The first writing from the initial women and wardrobe survey has now been published. We called our book chapter Manufacturing the woman leader, with a nod here to the idea of fabrication and construction, but we didn’t try to do anything really clever with the idea of clothes themselves.
Perhaps we should have.
Amanda’s university press office covered our publication and came up with a great wardrobe oriented title – Hanger management. Their press release was picked up by a few journalists – one of whom headed her piece Suiting the part.
We are aware of how many clever and/or groan-worthy titles might be made about our project.
There’s still more to do with the word suit.
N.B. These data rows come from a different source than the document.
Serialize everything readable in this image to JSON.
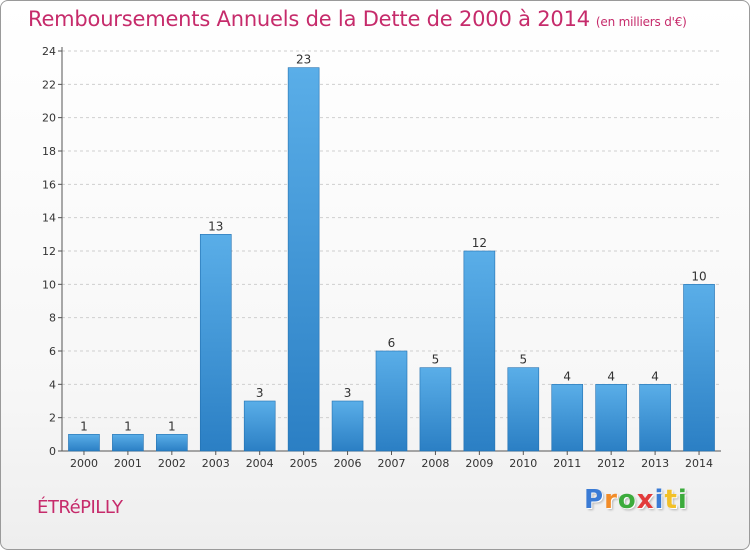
{
  "title": "Remboursements Annuels de la Dette de 2000 à 2014",
  "subtitle": "(en milliers d'€)",
  "place_name": "ÉTRéPILLY",
  "logo": {
    "letters": [
      "P",
      "r",
      "o",
      "x",
      "i",
      "t",
      "i"
    ],
    "colors": [
      "#3a7bd5",
      "#f28c28",
      "#3cab3c",
      "#e23b3b",
      "#3a7bd5",
      "#f2c028",
      "#3cab3c"
    ]
  },
  "colors": {
    "bar_light": "#5aaee8",
    "bar_dark": "#2b7fc4",
    "accent": "#c62b6b",
    "grid": "#cfcfcf"
  },
  "chart_data": {
    "type": "bar",
    "title": "Remboursements Annuels de la Dette de 2000 à 2014",
    "subtitle": "(en milliers d'€)",
    "categories": [
      "2000",
      "2001",
      "2002",
      "2003",
      "2004",
      "2005",
      "2006",
      "2007",
      "2008",
      "2009",
      "2010",
      "2011",
      "2012",
      "2013",
      "2014"
    ],
    "values": [
      1,
      1,
      1,
      13,
      3,
      23,
      3,
      6,
      5,
      12,
      5,
      4,
      4,
      4,
      10
    ],
    "data_labels": [
      "1",
      "1",
      "1",
      "13",
      "3",
      "23",
      "3",
      "6",
      "5",
      "12",
      "5",
      "4",
      "4",
      "4",
      "10"
    ],
    "ylim": [
      0,
      24
    ],
    "yticks": [
      "0",
      "2",
      "4",
      "6",
      "8",
      "10",
      "12",
      "14",
      "16",
      "18",
      "20",
      "22",
      "24"
    ],
    "grid": true
  }
}
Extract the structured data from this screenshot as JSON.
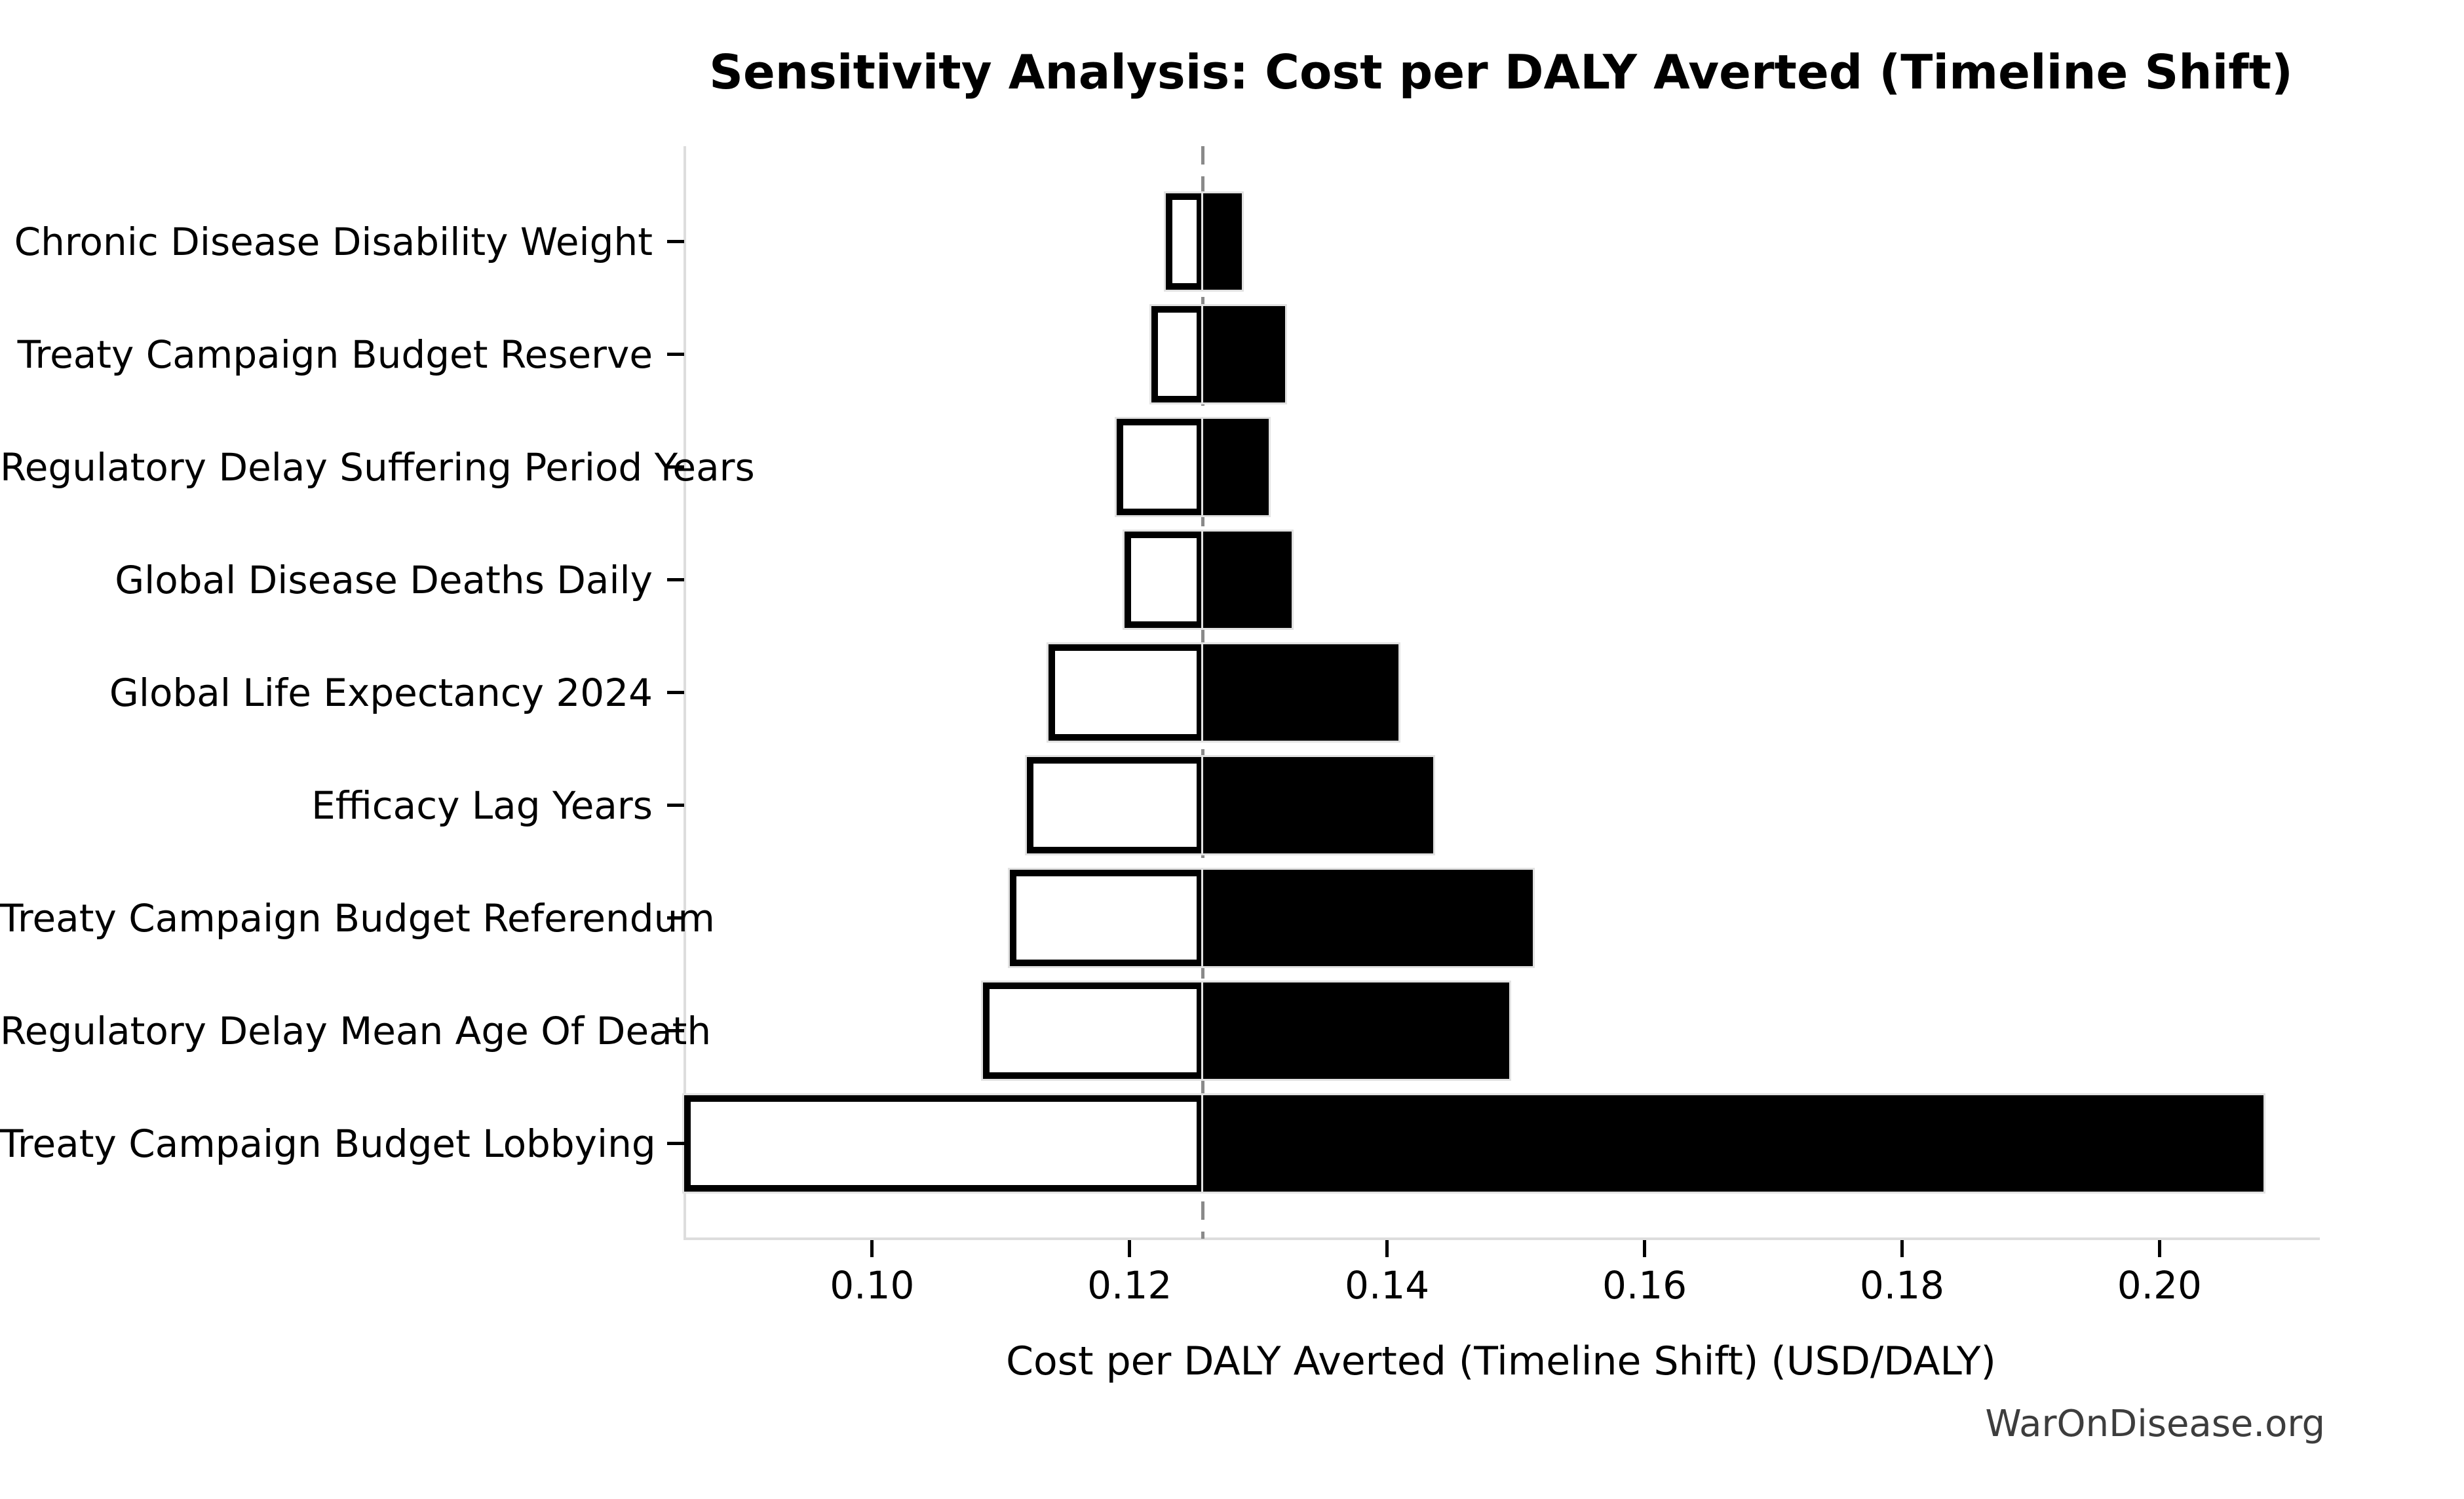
{
  "page": {
    "background": "#ffffff"
  },
  "chart_data": {
    "type": "bar",
    "variant": "tornado-sensitivity",
    "title": "Sensitivity Analysis: Cost per DALY Averted (Timeline Shift)",
    "xlabel": "Cost per DALY Averted (Timeline Shift) (USD/DALY)",
    "ylabel": "",
    "legend": "none",
    "grid": false,
    "baseline": 0.1257,
    "xlim": [
      0.0854,
      0.2123
    ],
    "xticks": [
      0.1,
      0.12,
      0.14,
      0.16,
      0.18,
      0.2
    ],
    "xtick_labels": [
      "0.10",
      "0.12",
      "0.14",
      "0.16",
      "0.18",
      "0.20"
    ],
    "categories": [
      "Chronic Disease Disability Weight",
      "Treaty Campaign Budget Reserve",
      "Regulatory Delay Suffering Period Years",
      "Global Disease Deaths Daily",
      "Global Life Expectancy 2024",
      "Efficacy Lag Years",
      "Treaty Campaign Budget Referendum",
      "Regulatory Delay Mean Age Of Death",
      "Treaty Campaign Budget Lobbying"
    ],
    "series": [
      {
        "name": "low",
        "values": [
          0.1228,
          0.1217,
          0.119,
          0.1196,
          0.1137,
          0.112,
          0.1107,
          0.1086,
          0.0854
        ]
      },
      {
        "name": "high",
        "values": [
          0.1287,
          0.1321,
          0.1308,
          0.1326,
          0.1409,
          0.1436,
          0.1513,
          0.1495,
          0.2081
        ]
      }
    ],
    "colors": {
      "low_fill": "#ffffff",
      "low_edge": "#000000",
      "high_fill": "#000000",
      "bar_halo": "#e2e2e2",
      "baseline_line": "#8a8a8a",
      "spine": "#dddddd",
      "tick": "#000000",
      "text": "#000000"
    }
  },
  "footer": {
    "watermark": "WarOnDisease.org",
    "color": "#3d3d3d"
  }
}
Who is suited for leadership? is probably a title that we will use at some point. Such a title will allow us to write a paper about the overt and hidden selection criteria that are used to recruit and appoint people to the job. We do have some information about this and we would certainly like to collect more.
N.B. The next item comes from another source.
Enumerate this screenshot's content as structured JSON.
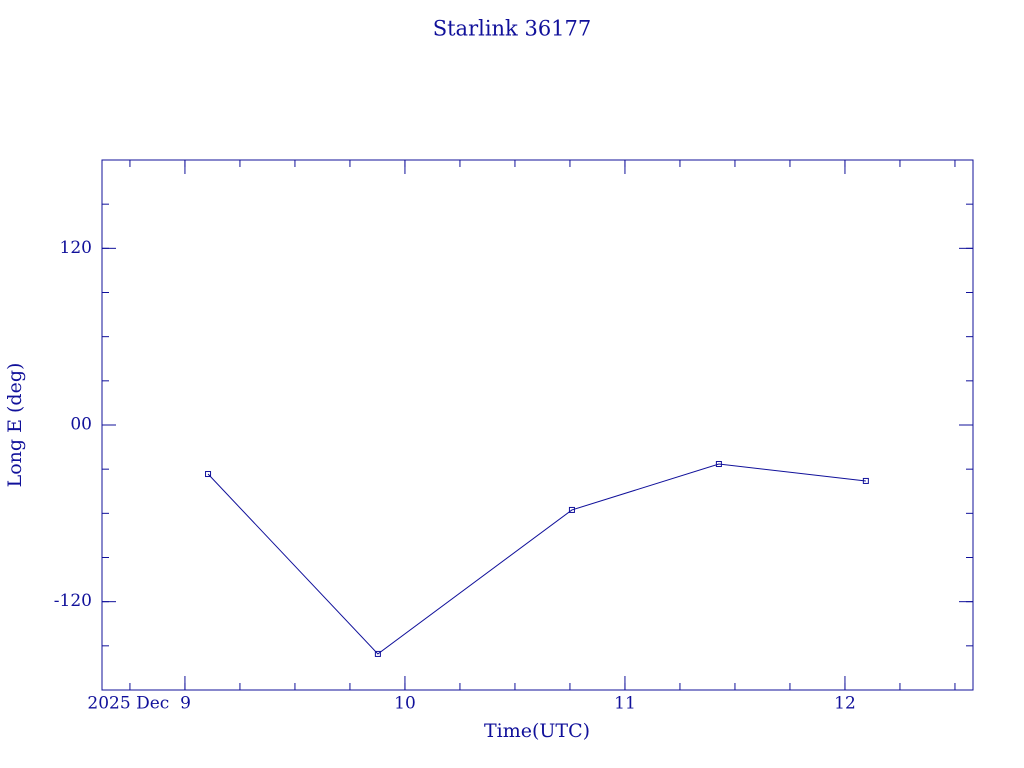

We often think about the publication that might go with a title like Leadership as straight jacket – rather than straitjacket. This title might help us to talk about leaders having to walk a straight line enforcing government policy whether they agree with it or not. Perhaps this title gives us a way to come at the kinds of restrictive expectations that seem to sit around the leader role. The straightjacket title would give us the option to talk about leaders’ autonomy, what freedoms are possible, and what aren’t. Importantly, the double meaning also provides a way to talk about the gendering and de-and re-sexualising of leadership – and what is sometimes called “heteronormativity” in the leadership and organisation literatures.
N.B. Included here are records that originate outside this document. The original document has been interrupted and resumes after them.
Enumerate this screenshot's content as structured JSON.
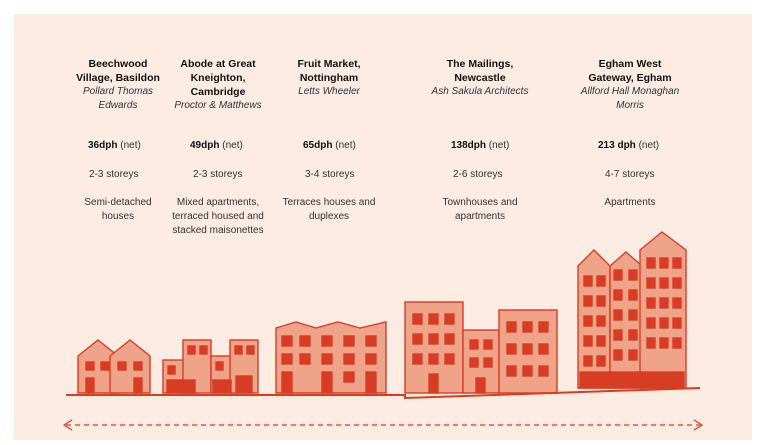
{
  "colors": {
    "background": "#fcece4",
    "fill": "#efa48a",
    "stroke": "#d83d24",
    "accent": "#d83d24"
  },
  "schemes": [
    {
      "name": "Beechwood Village, Basildon",
      "name_lines": [
        "Beechwood",
        "Village, Basildon"
      ],
      "architect_lines": [
        "Pollard Thomas",
        "Edwards"
      ],
      "density_value": "36dph",
      "density_unit": "(net)",
      "storeys": "2-3 storeys",
      "type_lines": [
        "Semi-detached",
        "houses"
      ]
    },
    {
      "name": "Abode at Great Kneighton, Cambridge",
      "name_lines": [
        "Abode at Great",
        "Kneighton,",
        "Cambridge"
      ],
      "architect_lines": [
        "Proctor & Matthews"
      ],
      "density_value": "49dph",
      "density_unit": "(net)",
      "storeys": "2-3 storeys",
      "type_lines": [
        "Mixed apartments,",
        "terraced housed and",
        "stacked maisonettes"
      ]
    },
    {
      "name": "Fruit Market, Nottingham",
      "name_lines": [
        "Fruit Market,",
        "Nottingham"
      ],
      "architect_lines": [
        "Letts Wheeler"
      ],
      "density_value": "65dph",
      "density_unit": "(net)",
      "storeys": "3-4 storeys",
      "type_lines": [
        "Terraces houses and",
        "duplexes"
      ]
    },
    {
      "name": "The Mailings, Newcastle",
      "name_lines": [
        "The Mailings,",
        "Newcastle"
      ],
      "architect_lines": [
        "Ash Sakula Architects"
      ],
      "density_value": "138dph",
      "density_unit": "(net)",
      "storeys": "2-6 storeys",
      "type_lines": [
        "Townhouses and",
        "apartments"
      ]
    },
    {
      "name": "Egham West Gateway, Egham",
      "name_lines": [
        "Egham West",
        "Gateway, Egham"
      ],
      "architect_lines": [
        "Allford Hall Monaghan",
        "Morris"
      ],
      "density_value": "213 dph",
      "density_unit": "(net)",
      "storeys": "4-7 storeys",
      "type_lines": [
        "Apartments"
      ]
    }
  ]
}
Then there’s the possibilities of dress. We think of the notion of add-dress. A paper on add-dress might talk about the career pathways to leadership, and being “called” to the job. An add-dress paper could talk quite literally about what the position is called – I had someone use the term headmistress to me just the other day, so gendered titling has not entirely vanished. Or perhaps we could use the notion of re-dress to think about the ways in which the job might be redesigned, how discrimination in recruitment and promotion might be got rid of, how past injustices in the system might be recognised.
Titles of papers are always a bit of fun. But playing with words has a serious side. Word play allows us to think about the ways in which we can come at our/your data to write something that is important about women in leadership positions.